The whole female half of the Legion of Superheroes was stripped nearly naked, leaving most of the boys (some did get similarly tasteless makeovers) in their old sixties uniforms; the visual effect was blatantly to turn the Legion - originally meant as the superhero version of a children's neighbourhood club,

with its clubhouse and secret decoder ring - into a visual image of a brothel with its customers. Steve Bissette said in an interview that Joe Kubert, his teacher, once showed him a piece of Legion artwork from this period in which the artist had amused himself, God forgive him, by filling panel after panel with people copulating or performing sex acts, expecting the inker to correct it; Kubert, the oldest of old pros and not a man to be shocked by little things, was disgusted. Marvel comics followed suit, contributing its own charmless variation in Killraven, a hero supposedly based on one of the greatest science fiction novels of all time, and designed to look like a homosexual stage show performer.

His uniform - a skintight, deeply slashed V-shape hinging on the crotch, and again those thigh boots - would have made the Village People blush, and it was designed, I believe, by Neal Adams! Mind you, that proved a mixed blessing; on the one hand, if the gay element had not been so obvious, the very great but very queenly artist Craig Russell would not have staid on the series so long; on the other hand, had he not, readers would not have suffered through the hideously pretentious writing of the wretched Don McGregor.

This was what was happening when we were teens. Since then things have done nothing but grow worse (look at the X-men franchise) and now a peculiarly contemptible and pathetically stupid brand of gay propaganda, which probably embarrasses intelligent homosexuals as much as it disgust me, has removed the last notion of heroism and common values from Marvel and DC's franchises.
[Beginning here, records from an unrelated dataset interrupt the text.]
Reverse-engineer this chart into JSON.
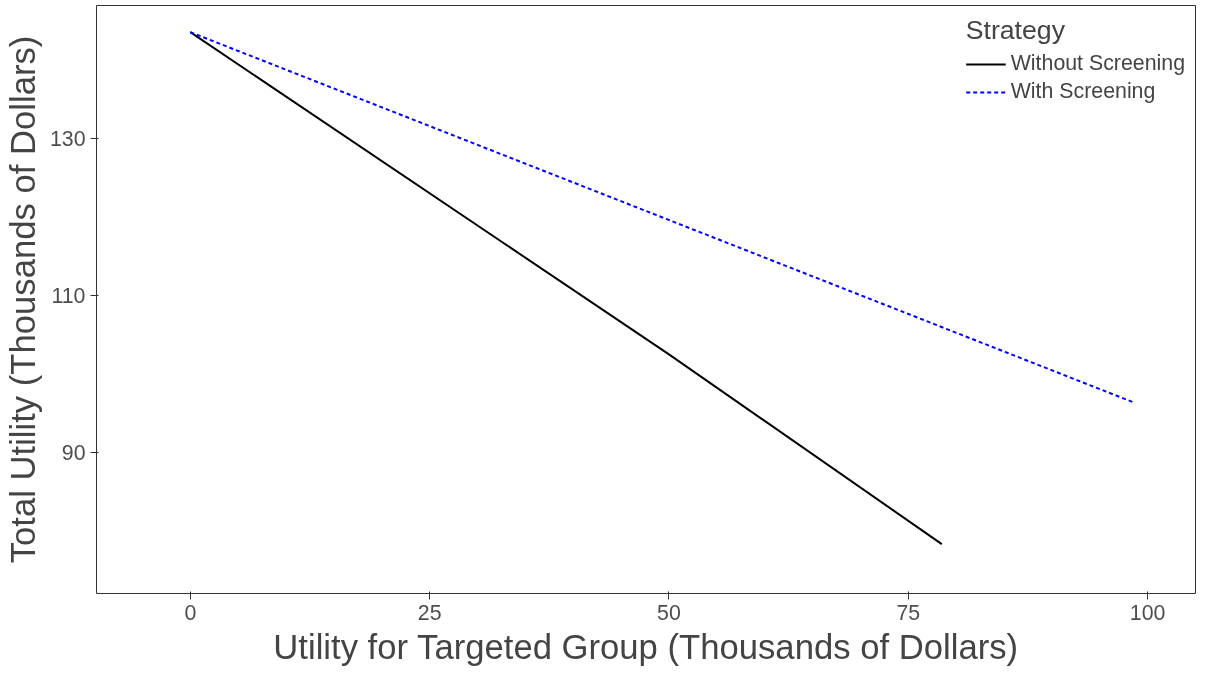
{
  "chart_data": {
    "type": "line",
    "xlabel": "Utility for Targeted Group (Thousands of Dollars)",
    "ylabel": "Total Utility (Thousands of Dollars)",
    "legend_title": "Strategy",
    "series": [
      {
        "name": "Without Screening",
        "color": "#000000",
        "line_style": "solid",
        "x": [
          0,
          50,
          78.5
        ],
        "values": [
          143.6,
          102.5,
          78.3
        ]
      },
      {
        "name": "With Screening",
        "color": "#0000ff",
        "line_style": "dashed",
        "x": [
          0,
          98.7
        ],
        "values": [
          143.6,
          96.3
        ]
      }
    ],
    "xlim": [
      -9.8,
      105
    ],
    "ylim": [
      72,
      147
    ],
    "xticks": [
      0,
      25,
      50,
      75,
      100
    ],
    "yticks": [
      90,
      110,
      130
    ],
    "grid": false,
    "legend": "top right"
  }
}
Anyone who wants to remember what heroes were like must go to the movies, or perhaps to the better TV animated shows.

But when I said that the stylistic dependency of superhero comics on porn had become obvious by about 1976, what I mean is that it goes back a long way further. And the name of the further is Wonder Woman. Let's not have any nostalgic nonsense; although writers and artists have tried for half a century to give her some sort of dignity and decency (most absurdly when they tried to make her into Modesty Blaise, about 197 1-2 or so), the character was laid out on a framework of bondage-submission and lesbian porn. In Charles Moulton's original stories, half-naked women went through an infinite amount of permutations on the catfight and bondage theme; and Moulton was a psychologist and knew what he was doing. Knew exactly what he was doing.




(He was also an appalling libertine who found two women willing to be his harem brides and abused his psychological competence convincing them to do so - something he may have imitated from Carl G.Jung.) And Moulton had been commissioned to do so by National Comics (later DC), who wanted something that channelled the contemporary idea of the pin-up, to sell to soldiers. This may not be quite as obvious as the contemporary treatment of Starfire, but it was porn, it was deliberately libidinous, it was objectifying women in the worst possible way, and it was there at the very start of the age of superheroes.

I think it is possible to make good superhero stories without sleaze. In fact, I think it improves their quality, and does not hurt sales.
But quality is something that editors and publishers have no control over; pornographic content is something they do. So, when they are looking for reliable sources of income, sooner or later they turn to porn.